Just for fun, I tried to compare the stack performance of a couple of programming languages calculating the Fibonacci series using the naive recursive algorithm. The code is
I can explain the Python performance. Python's performance for recursion is abysmal at best, and it should be avoided like the plague when coding in it. Especially since stack overflow occurs by default at a recursion depth of only 1000...
As for Java's performance, that's amazing. It's rare that Java beats C (even with very little compiler optimization on the C side)... what the JIT might be doing is memoization or tail recursion...
One possibility is that the C compiler is optimizing on the guess that the first branch (n < 2
) is the one more frequently taken. It has to do that purely at compile time: make a guess and stick with it.
Hotspot gets to run the code, see what actually happens more often, and reoptimize based on that data.
You may be able to see a difference by inverting the logic of the if
:
public static int fib(int n) {
if (n >= 2) return fib(n-1) + fib(n-2);
return 1;
}
It's worth a try, anyway :)
As always, check the optimization settings for all platforms, too. Obviously the compiler settings for C - and on Java, try using the client version of Hotspot vs the server version. (Note that you need to run for longer than a second or so to really get the full benefit of Hotspot... it might be interesting to put the outer call in a loop to get runs of a minute or so.)

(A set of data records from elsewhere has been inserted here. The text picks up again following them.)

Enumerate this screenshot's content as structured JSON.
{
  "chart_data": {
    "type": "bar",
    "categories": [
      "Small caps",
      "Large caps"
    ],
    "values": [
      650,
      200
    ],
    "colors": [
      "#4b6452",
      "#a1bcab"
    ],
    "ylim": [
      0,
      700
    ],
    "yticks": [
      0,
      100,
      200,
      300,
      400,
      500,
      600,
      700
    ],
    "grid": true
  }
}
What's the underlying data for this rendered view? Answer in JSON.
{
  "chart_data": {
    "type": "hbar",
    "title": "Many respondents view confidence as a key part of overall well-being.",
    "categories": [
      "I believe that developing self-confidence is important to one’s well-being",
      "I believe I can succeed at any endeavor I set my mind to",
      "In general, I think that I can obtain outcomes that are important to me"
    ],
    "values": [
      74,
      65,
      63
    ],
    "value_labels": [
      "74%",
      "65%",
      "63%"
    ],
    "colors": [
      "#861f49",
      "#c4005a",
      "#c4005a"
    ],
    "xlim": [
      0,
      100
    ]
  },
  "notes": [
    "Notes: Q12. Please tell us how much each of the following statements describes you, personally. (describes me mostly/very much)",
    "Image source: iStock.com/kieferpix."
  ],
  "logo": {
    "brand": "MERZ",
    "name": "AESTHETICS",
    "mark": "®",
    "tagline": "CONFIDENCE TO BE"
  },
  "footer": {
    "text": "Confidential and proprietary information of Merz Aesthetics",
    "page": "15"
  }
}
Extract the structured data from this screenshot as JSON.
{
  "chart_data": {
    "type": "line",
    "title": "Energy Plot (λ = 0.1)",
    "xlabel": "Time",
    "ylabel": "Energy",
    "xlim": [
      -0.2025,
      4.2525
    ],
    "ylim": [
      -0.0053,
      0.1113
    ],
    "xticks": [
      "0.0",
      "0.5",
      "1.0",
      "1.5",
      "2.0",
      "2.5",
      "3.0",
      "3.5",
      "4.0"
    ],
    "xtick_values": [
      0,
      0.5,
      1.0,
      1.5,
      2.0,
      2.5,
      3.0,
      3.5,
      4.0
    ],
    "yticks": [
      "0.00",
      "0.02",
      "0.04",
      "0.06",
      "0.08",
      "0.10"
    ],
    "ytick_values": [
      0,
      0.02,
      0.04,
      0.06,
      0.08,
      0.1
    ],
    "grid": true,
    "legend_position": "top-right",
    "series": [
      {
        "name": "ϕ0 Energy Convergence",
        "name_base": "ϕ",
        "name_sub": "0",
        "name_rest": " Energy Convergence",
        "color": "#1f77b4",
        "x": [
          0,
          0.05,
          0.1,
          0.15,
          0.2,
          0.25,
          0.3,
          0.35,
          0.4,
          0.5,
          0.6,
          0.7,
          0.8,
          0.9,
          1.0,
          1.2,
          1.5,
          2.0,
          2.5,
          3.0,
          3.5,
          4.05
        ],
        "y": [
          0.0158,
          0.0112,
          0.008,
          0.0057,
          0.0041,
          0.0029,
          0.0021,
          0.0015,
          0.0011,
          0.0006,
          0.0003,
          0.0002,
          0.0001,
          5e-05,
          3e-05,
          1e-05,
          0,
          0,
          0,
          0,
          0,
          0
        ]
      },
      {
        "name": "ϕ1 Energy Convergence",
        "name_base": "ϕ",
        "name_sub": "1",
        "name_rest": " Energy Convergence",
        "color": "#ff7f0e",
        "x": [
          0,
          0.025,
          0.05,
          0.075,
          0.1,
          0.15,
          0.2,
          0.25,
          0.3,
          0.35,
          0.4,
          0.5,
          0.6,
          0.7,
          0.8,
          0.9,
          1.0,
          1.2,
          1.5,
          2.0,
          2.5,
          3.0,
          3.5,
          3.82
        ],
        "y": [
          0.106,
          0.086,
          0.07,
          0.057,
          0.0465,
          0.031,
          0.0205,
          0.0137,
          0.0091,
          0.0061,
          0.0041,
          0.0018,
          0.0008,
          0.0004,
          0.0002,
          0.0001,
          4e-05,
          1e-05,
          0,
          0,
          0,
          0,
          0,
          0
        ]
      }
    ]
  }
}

You say very little about your configuration (in benchmarking, details are everything: commandlines, computer used, ...)
When I try to reproduce for OCaml I get:
let rec f n = if n < 2 then 1 else (f (n-1)) + (f (n-2))
let () = Format.printf "%d@." (f 40)
$ ocamlopt fib.ml
$ time ./a.out
165580141
real 0m1.643s
This is on an Intel Xeon 5150 (Core 2) at 2.66GHz. If I use the bytecode OCaml compiler ocamlc
on the other hand, I get a time similar to your result (11s). But of course, for running a speed comparison, there is no reason to use the bytecode compiler, unless you want to benchmark the speed of compilation itself (ocamlc
is amazing for speed of compilation).
One C trick which you can try is to disable the stack checking (i e built-in code which makes sure that the stack is large enough to permit the additional allocation of the current function's local variables). This could be dicey for a recursive function and indeed could be the reason behind the slow C times: the executing program might well have run out of stack space which forces the stack-checking to reallocate the entire stack several times during the actual run.
Try to approximate the stack size you need and force the linker to allocate that much stack space. Then disable stack-checking and re-make the program.
I wrote a C version of the naive Fibonacci function and compiled it to assembler in gcc (4.3.2 Linux). I then compiled it with gcc -O3.
The unoptimised version was 34 lines long and looked like a straight translation of the C code.
The optimised version was 190 lines long and (it was difficult to tell but) it appeared to inline at least the calls for values up to about 5.
You might want to crank up the optimisation level of your C compiler. With gcc -O3
, that makes a big difference, a drop from 2.015 seconds to 0.766 seconds, a reduction of about 62%.
Beyond that, you need to ensure you've tested correctly. You should run each program ten times, remove the outliers (fastest and slowest), then average the other eight.
In addition, make sure you're measuring CPU time rather than clock time.
Anything less than that, I would not consider a decent statistical analysis and it may well be subject to noise, rendering your results useless.
For what it's worth, those C timings above were for seven runs with the outliers taken out before averaging.
In fact, this question shows how important algorithm selection is when aiming for high performance. Although recursive solutions are usually elegant, this one suffers from the fault that you duplicate a lot of calculations. The iterative version:
int fib(unsigned int n) {
int t, a, b;
if (n < 2) return 1;
a = b = 1;
while (n-- >= 2) {
t = a + b;
a = b;
b = t;
}
return b;
}
further drops the time taken, from 0.766 seconds to 0.078 seconds, a further reduction of 89% and a whopping reduction of 96% from the original code.
And, as a final attempt, you should try out the following, which combines a lookup table with calculations beyond a certain point:
static int fib(unsigned int n) {
static int lookup[] = {
1, 1, 2, 3, 5, 8, 13, 21, 34, 55, 89, 144, 233, 377,
610, 987, 1597, 2584, 4181, 6765, 10946, 17711, 28657,
46368, 75025, 121393, 196418, 317811, 514229, 832040,
1346269, 2178309, 3524578, 5702887, 9227465, 14930352,
24157817, 39088169, 63245986, 102334155, 165580141 };
int t, a, b;
if (n < sizeof(lookup)/sizeof(*lookup))
return lookup[n];
a = lookup[sizeof(lookup)/sizeof(*lookup)-2];
b = lookup[sizeof(lookup)/sizeof(*lookup)-1];
while (n-- >= sizeof(lookup)/sizeof(*lookup)) {
t = a + b;
a = b;
b = t;
}
return b;
}
That reduces the time yet again but I suspect we're hitting the point of diminishing returns here.